LE MUSEE AUJOURD'HUI
En 2006, des travaux de rénovation ont modifié l'atmosphère des salles de la collection permanente. Les aménagements ont porté sur le changement du revêtement des sols, la mise en couleur des salles, la rénovation des socles, le placement de nouveaux stores d'occultation et la mise en place d'une nouvelle signalétique multilingue.
Le mur, environnement privilégié de l'oeuvre
Les salles ont été repensées selon une mise en espace beaucoup plus originale centrée sur la couleur.
Chaque salle déploie une harmonie différente.

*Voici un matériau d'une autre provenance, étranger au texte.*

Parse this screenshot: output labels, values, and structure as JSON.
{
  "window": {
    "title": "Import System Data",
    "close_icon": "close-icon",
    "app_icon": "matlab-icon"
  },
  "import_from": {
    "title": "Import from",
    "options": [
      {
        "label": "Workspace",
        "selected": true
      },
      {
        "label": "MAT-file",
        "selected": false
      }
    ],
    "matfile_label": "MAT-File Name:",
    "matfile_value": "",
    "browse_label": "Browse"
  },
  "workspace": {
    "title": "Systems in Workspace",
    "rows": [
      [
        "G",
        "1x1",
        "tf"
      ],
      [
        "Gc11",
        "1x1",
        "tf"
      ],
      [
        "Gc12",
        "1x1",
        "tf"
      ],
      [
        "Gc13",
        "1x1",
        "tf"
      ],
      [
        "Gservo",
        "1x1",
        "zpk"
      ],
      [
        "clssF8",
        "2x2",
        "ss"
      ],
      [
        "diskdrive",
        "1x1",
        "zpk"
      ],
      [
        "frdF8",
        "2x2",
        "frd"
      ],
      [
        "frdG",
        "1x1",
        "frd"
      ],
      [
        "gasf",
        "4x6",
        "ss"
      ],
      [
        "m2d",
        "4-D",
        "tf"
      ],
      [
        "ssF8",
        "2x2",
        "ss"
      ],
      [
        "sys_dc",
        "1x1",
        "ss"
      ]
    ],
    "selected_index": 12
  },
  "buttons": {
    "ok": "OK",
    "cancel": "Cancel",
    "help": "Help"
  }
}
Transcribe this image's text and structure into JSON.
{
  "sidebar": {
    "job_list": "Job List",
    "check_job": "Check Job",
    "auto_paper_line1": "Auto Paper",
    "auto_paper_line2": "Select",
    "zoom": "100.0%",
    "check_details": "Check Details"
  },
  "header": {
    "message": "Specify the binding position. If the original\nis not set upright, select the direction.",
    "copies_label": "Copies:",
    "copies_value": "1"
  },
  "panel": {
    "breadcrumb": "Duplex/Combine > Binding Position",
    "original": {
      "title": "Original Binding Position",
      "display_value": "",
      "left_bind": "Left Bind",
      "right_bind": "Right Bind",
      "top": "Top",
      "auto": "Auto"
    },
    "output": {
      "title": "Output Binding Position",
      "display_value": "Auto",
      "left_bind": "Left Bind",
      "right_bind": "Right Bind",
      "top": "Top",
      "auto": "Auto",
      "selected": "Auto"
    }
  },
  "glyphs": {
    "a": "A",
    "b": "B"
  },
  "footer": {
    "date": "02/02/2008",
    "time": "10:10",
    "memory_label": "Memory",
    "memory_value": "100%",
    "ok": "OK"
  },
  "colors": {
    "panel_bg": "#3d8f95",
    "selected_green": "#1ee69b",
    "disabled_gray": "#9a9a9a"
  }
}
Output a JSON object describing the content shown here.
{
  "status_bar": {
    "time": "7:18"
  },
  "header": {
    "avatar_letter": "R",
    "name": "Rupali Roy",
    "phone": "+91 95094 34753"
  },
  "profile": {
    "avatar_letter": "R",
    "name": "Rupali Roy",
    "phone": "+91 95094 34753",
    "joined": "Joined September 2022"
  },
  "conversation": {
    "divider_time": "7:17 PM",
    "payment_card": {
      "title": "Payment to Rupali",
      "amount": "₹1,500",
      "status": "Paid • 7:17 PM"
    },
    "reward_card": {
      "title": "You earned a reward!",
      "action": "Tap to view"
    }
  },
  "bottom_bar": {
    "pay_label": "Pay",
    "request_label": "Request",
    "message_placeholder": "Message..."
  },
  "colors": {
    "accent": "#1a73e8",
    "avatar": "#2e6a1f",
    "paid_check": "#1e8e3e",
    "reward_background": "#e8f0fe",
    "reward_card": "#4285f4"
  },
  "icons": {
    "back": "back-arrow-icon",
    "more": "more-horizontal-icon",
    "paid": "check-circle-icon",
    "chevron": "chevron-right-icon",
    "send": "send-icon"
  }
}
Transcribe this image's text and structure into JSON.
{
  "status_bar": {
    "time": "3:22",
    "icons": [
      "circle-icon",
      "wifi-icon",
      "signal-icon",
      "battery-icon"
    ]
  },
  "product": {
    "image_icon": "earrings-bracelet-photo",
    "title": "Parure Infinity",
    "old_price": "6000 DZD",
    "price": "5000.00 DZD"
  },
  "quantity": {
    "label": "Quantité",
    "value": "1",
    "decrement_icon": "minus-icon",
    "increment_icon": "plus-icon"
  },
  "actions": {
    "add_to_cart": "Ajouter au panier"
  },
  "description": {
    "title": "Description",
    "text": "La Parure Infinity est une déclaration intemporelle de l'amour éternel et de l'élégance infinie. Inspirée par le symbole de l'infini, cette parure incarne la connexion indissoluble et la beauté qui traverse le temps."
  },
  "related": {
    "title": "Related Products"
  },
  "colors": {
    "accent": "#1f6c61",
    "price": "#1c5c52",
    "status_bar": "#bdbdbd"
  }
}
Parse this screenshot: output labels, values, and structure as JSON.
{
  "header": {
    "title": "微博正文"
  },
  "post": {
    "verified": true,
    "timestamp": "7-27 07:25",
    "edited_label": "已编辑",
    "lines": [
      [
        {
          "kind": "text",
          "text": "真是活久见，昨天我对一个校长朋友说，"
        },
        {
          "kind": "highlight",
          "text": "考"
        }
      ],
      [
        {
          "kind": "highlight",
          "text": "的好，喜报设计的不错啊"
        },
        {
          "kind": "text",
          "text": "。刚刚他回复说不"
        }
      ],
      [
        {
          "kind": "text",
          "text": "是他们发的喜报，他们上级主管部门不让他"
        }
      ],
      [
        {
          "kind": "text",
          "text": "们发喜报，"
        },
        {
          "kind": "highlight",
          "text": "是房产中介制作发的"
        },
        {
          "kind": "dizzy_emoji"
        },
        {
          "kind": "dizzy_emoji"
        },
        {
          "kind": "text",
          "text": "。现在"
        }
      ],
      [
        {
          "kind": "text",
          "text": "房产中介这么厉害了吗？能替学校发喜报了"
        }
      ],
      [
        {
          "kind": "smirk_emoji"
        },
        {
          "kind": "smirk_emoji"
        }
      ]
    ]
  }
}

Plutôt que de vouloir gommer l'architecture, bien visible, voire même contraignante dans le cas de cet ancien bâtiment, la couleur participe ici à l'écriture de l'espace. En chargeant la lumière d'effets chromatiques influencés par la tonalité des murs, un environnement complémentaire de l'oeuvre est défini. Celui-ci vient tantôt amplifier la résonance des oeuvres, tantôt recréer symboliquement le contexte qui les a vu naître.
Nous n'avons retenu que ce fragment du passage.